続けて今回発売の第73巻です (^_^;
◎ 第73巻 「ウエスト・ヴァージニア」
シリーズ第73巻は米戦艦としては2隻目である 「コロラド」 型3番艦の 「ウェスト・ヴァージニア」 で、1941年に太平洋戦争開戦劈頭の真珠湾で沈められた当時の姿の設定となっています。


いつもどおり、モデラーさんとしてモニターをされているHN 「おまみ」 氏の評価記事は次のURLです。
細かな点はいろいろ指摘されているものの、総合評価としては本シリーズにおける外国艦の例に漏れず、日本艦艇に比べれば見栄えも出来も良好な部類ということでしょうか。
確かに、後檣の塗装の誤りなどを除けば、こうしてケースに入れて飾っても1/1100スケールとはいえそれなりの見栄えがします。

それだけに、細部の考証が中途半端なままなのは惜しいと思います。 おまみ氏もいろいろ指摘されている以外にも、水中魚雷発射管口の欠落、舵の位置のズレなどなど、例によっていくつも見られます。
そして、 「コロラド」 は船体線図1枚のみは米海軍から公式図が公表されているにも関わらず、モデル・デザイナーはどうもこれも見ていないように思われます。 したがって、舷側装甲を考えても、断面形状が少しおかしい。

結論として、本シリーズでは見栄えと出来の良いモデルが続く外国艦のなかにあっても、それほど悪くはないレベル、と言うのがせいぜいでしょうか。
もっとも、艦橋構造物などはスケール上のデフォルメを含めたモデル・デザインとして考えた場合、この造形でどこまで購読者に受け入れられるのかと、いうことになります。


そして私の手元に届いたサンプルでも、その象徴たる前後のパゴダ・マストが傾いて「ハ」の字になってたり、上の写真のように塗り分けがちょっと酷い等々があり、折角の見栄えを大きく損ねています。
そもそも、このモデルはなぜ当初予定の 「コロラド」 から急に 「ウェスト・ヴァージニア」 に変更となり、しかも同艦として最も見栄えのする就役後でもなく、真珠湾後の近代化改装が施された姿でもなく、わざわざ1941年の設定となったのでしょう?
おまみ氏は日本人受けをするように真珠湾で日本海軍が沈めた艦の当時の姿として、という理由を挙げておられますが ・・・・
私として最も考えられるのは、まず 「コロラド」 ではモデル化するに足る良い資料が集まらなかったところへ、米海軍が公開している 「ウェスト・ヴァージニア」 の公式図 (13葉綴) を見つけたことではないかと。
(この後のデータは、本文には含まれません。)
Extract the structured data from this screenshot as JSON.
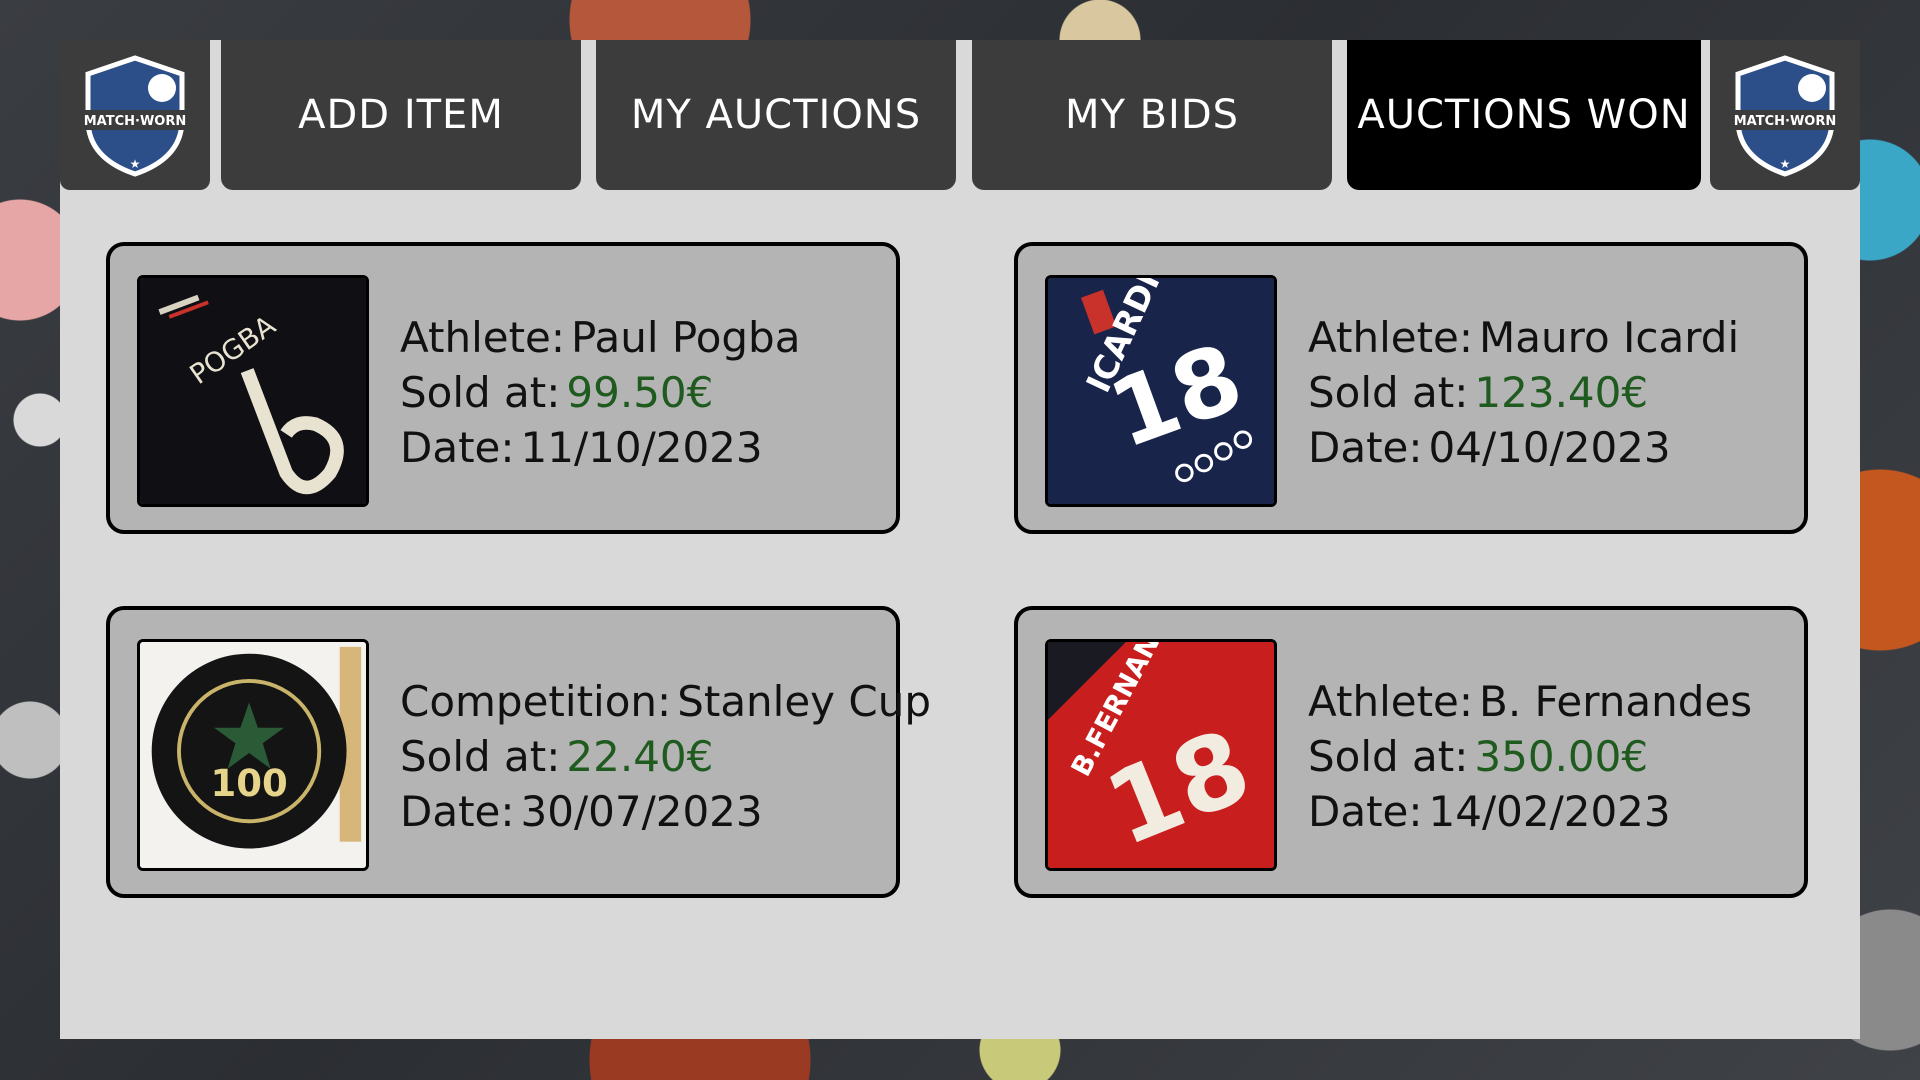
{
  "brand": {
    "logo_text": "MATCH·WORN"
  },
  "nav": {
    "tabs": [
      {
        "label": "ADD ITEM"
      },
      {
        "label": "MY AUCTIONS"
      },
      {
        "label": "MY BIDS"
      },
      {
        "label": "AUCTIONS WON"
      }
    ],
    "active_tab": "AUCTIONS WON"
  },
  "auctions": [
    {
      "label": "Athlete:",
      "name": "Paul Pogba",
      "sold_label": "Sold at:",
      "price": "99.50€",
      "date_label": "Date:",
      "date": "11/10/2023",
      "image": "pogba-jersey"
    },
    {
      "label": "Athlete:",
      "name": "Mauro Icardi",
      "sold_label": "Sold at:",
      "price": "123.40€",
      "date_label": "Date:",
      "date": "04/10/2023",
      "image": "icardi-jersey"
    },
    {
      "label": "Competition:",
      "name": "Stanley Cup",
      "sold_label": "Sold at:",
      "price": "22.40€",
      "date_label": "Date:",
      "date": "30/07/2023",
      "image": "stanley-cup-puck"
    },
    {
      "label": "Athlete:",
      "name": "B. Fernandes",
      "sold_label": "Sold at:",
      "price": "350.00€",
      "date_label": "Date:",
      "date": "14/02/2023",
      "image": "fernandes-jersey"
    }
  ],
  "colors": {
    "nav_bg": "#3c3c3c",
    "nav_active": "#000000",
    "price": "#1f5a1f",
    "card_bg": "#b4b4b4"
  }
}
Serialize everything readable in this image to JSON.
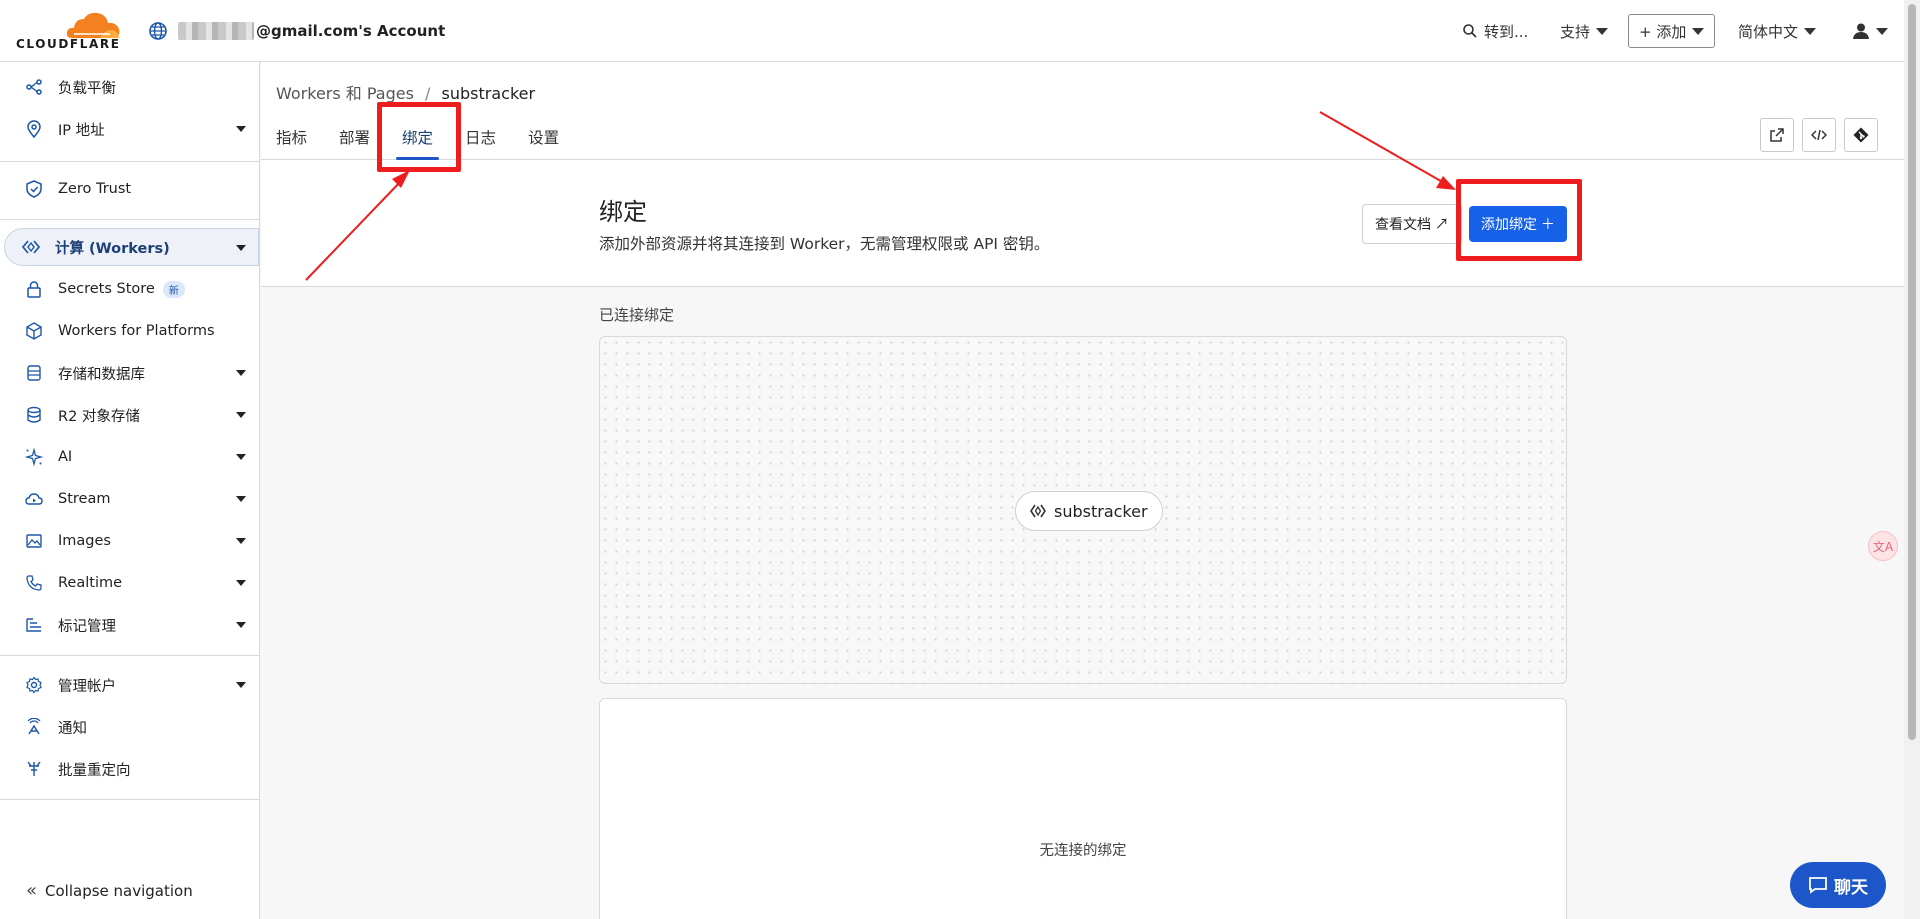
{
  "header": {
    "logo_text": "CLOUDFLARE",
    "account_label": "@gmail.com's Account",
    "search_label": "转到...",
    "support_label": "支持",
    "add_label": "+ 添加",
    "language_label": "简体中文"
  },
  "sidebar": {
    "items": [
      {
        "label": "负载平衡",
        "icon": "load-balancing-icon"
      },
      {
        "label": "IP 地址",
        "icon": "location-pin-icon"
      },
      {
        "label": "Zero Trust",
        "icon": "zero-trust-icon"
      },
      {
        "label": "计算 (Workers)",
        "icon": "workers-icon"
      },
      {
        "label": "Secrets Store",
        "icon": "lock-icon",
        "badge": "新"
      },
      {
        "label": "Workers for Platforms",
        "icon": "cube-icon"
      },
      {
        "label": "存储和数据库",
        "icon": "database-icon"
      },
      {
        "label": "R2 对象存储",
        "icon": "storage-icon"
      },
      {
        "label": "AI",
        "icon": "ai-sparkle-icon"
      },
      {
        "label": "Stream",
        "icon": "stream-cloud-icon"
      },
      {
        "label": "Images",
        "icon": "image-icon"
      },
      {
        "label": "Realtime",
        "icon": "phone-icon"
      },
      {
        "label": "标记管理",
        "icon": "tag-manager-icon"
      },
      {
        "label": "管理帐户",
        "icon": "gear-icon"
      },
      {
        "label": "通知",
        "icon": "antenna-icon"
      },
      {
        "label": "批量重定向",
        "icon": "redirect-icon"
      }
    ],
    "collapse_label": "Collapse navigation"
  },
  "main": {
    "breadcrumb_parent": "Workers 和 Pages",
    "breadcrumb_sep": "/",
    "breadcrumb_current": "substracker",
    "tabs": [
      "指标",
      "部署",
      "绑定",
      "日志",
      "设置"
    ],
    "section_title": "绑定",
    "section_desc": "添加外部资源并将其连接到 Worker，无需管理权限或 API 密钥。",
    "docs_button": "查看文档 ↗",
    "add_binding_button": "添加绑定 ＋",
    "connected_label": "已连接绑定",
    "worker_name": "substracker",
    "empty_text": "无连接的绑定"
  },
  "chat": {
    "label": "聊天"
  },
  "translate": {
    "label": "文A"
  },
  "colors": {
    "accent": "#1760e8",
    "annotation": "#ee1d1d",
    "logo_orange": "#f48120"
  }
}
そしてその公式図のままの1939年ではなく、わざわざ上記の理由を考慮して1941年にしたのではないか ・・・・ と ?
結果として、やはり1939年から1941年当時までの変化についてはその考証が中途半端になってしまいました。
なぜ素直に公式図のまま1939年にしかなったのでしょう。 折角 「ビッグ7」 の一隻であるこの艦をモデル化するのに、それで何の問題も無いはずなのに、です。
ちょっと勿体ないと思わずにはおられません。